In order for Canada to achieve its role in the United Nations Sustainable Development Goals (SDGs), organizations across sectors need access to higher-quality data to inform decision-making and evaluate progress. This requires investment in collecting data, as well as joining up  existing and emerging data sets. In other words, Canada must work toward greater interoperability.

Data becomes interoperable when data sets from different sources can be accessed, processed and integrated without losing meaning. And this, in turn, unlocks massive network effects. Interoperability can increase data sharing, data quality and automated data processing, while also reducing fragmentation of data and resource intensity of data collection. This then creates significant new value for Canadian organizations and society.

The following report maps the current landscape of SDG data interoperability in Canada, synthesizing participatory workshops and interviews with a survey of key literature and online sources. First, we articulate a desirable future state — the Internet of Impact — where more interoperable data accelerates progress towards SDGs.
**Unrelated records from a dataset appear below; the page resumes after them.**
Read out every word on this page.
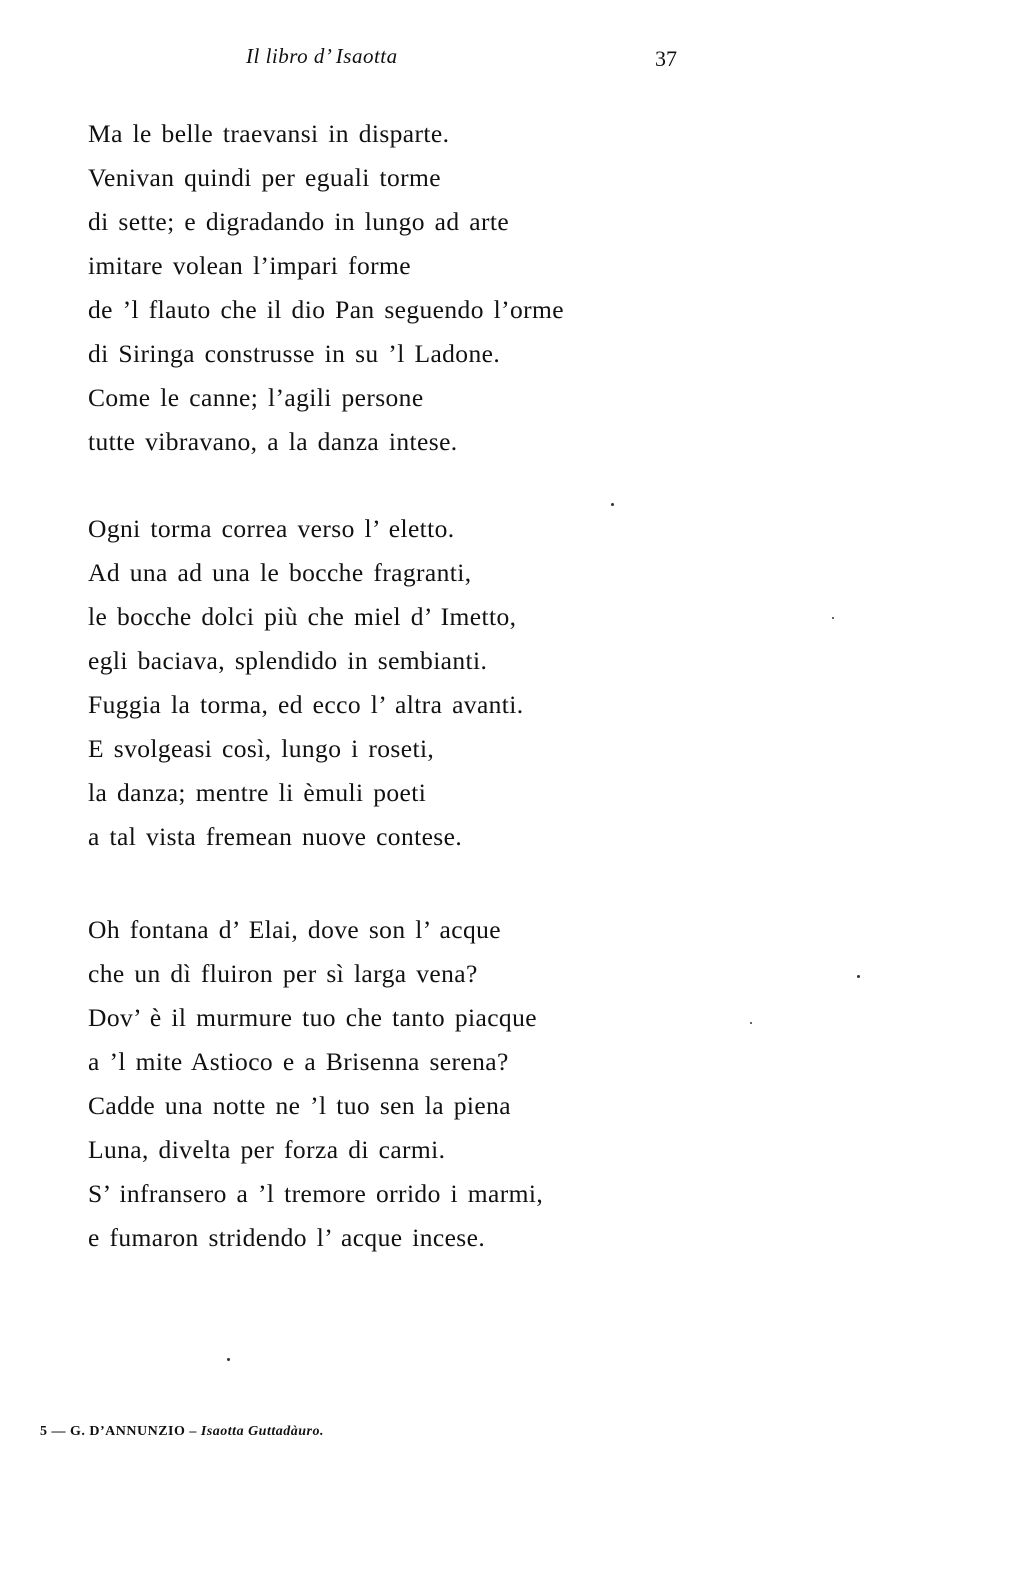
Il libro d’ Isaotta	37
Ma le belle traevansi in disparte.
Venivan quindi per eguali torme
di sette; e digradando in lungo ad arte
imitare volean l’impari forme
de ’l flauto che il dio Pan seguendo l’orme
di Siringa construsse in su ’l Ladone.
Come le canne; l’agili persone
tutte vibravano, a la danza intese.
Ogni torma correa verso l’ eletto.
Ad una ad una le bocche fragranti,
le bocche dolci più che miel d’ Imetto,
egli baciava, splendido in sembianti.
Fuggia la torma, ed ecco l’ altra avanti.
E svolgeasi così, lungo i roseti,
la danza; mentre li èmuli poeti
a tal vista fremean nuove contese.
Oh fontana d’ Elai, dove son l’ acque
che un dì fluiron per sì larga vena?
Dov’ è il murmure tuo che tanto piacque
a ’l mite Astioco e a Brisenna serena?
Cadde una notte ne ’l tuo sen la piena
Luna, divelta per forza di carmi.
S’ infransero a ’l tremore orrido i marmi,
e fumaron stridendo l’ acque incese.
5 — G. D’ANNUNZIO – Isaotta Guttadàuro.
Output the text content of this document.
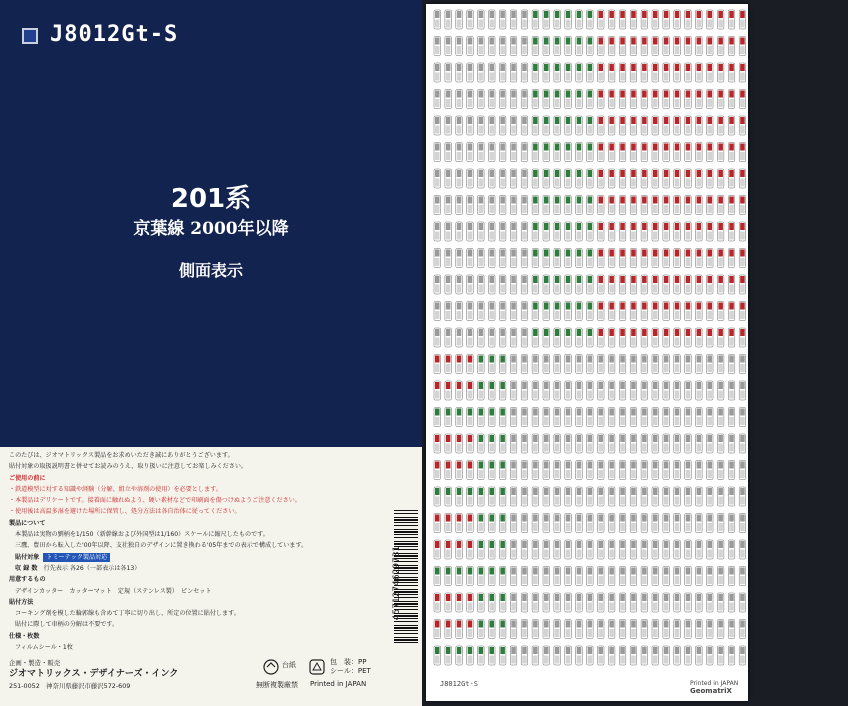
J8012Gt-S
201系
京葉線 2000年以降
側面表示
このたびは、ジオマトリックス製品をお求めいただき誠にありがとうございます。
貼付対象の取扱説明書と併せてお読みのうえ、取り扱いに注意してお楽しみください。
ご使用の前に
・鉄道模型に対する知識や経験（分解、組立や溶剤の使用）を必要とします。
・本製品はデリケートです。接着面に触れぬよう、硬い素材などで印刷面を傷つけぬようご注意ください。
・使用後は高温多湿を避けた場所に保管し、処分方法は各自治体に従ってください。
製品について
本製品は実物の劉柄を1/150（新幹線および外国型は1/160）スケールに縮尺したものです。
三鷹、豊田から転入した'00年以降、支社独自のデザインに置き換わる'05年までの表示で構成しています。
貼付対象 トミーテック製品対応
収 録 数　 行先表示 各26（一部表示は各13）
用意するもの
デザインカッター　カッターマット　定規（ステンレス製）　ピンセット
貼付方法
コーキング剤を模した輪郭線も含めて丁寧に切り出し、所定の位置に貼付します。
貼付に際して車柄の分解は不要です。
仕様・枚数
フィルムシール・1枚
企画・製造・販売
ジオマトリックス・デザイナーズ・インク
251-0052　神奈川県藤沢市藤沢572-609
台紙	包　装：PP
シール：PET
無断複製厳禁 Printed in JAPAN
4571274629731
J8012Gt-S	Printed in JAPAN GeomatriX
We then chart plausible pathways towards the desired future, considering syntactic and semantic interoperability; human and machine data integration; and centralized and distributed approaches to interoperability.

It is important to remember that achieving data interoperability is not a single problem with a single solution; but we must invest in it to unlock data’s potential to further social good.

By leading the development of SDG data interoperability, Canada can accelerate its own contributions towards the SDGs, while also making a valuable contribution to a difficult problem — a problem that, for the first time, is within reach of being solved.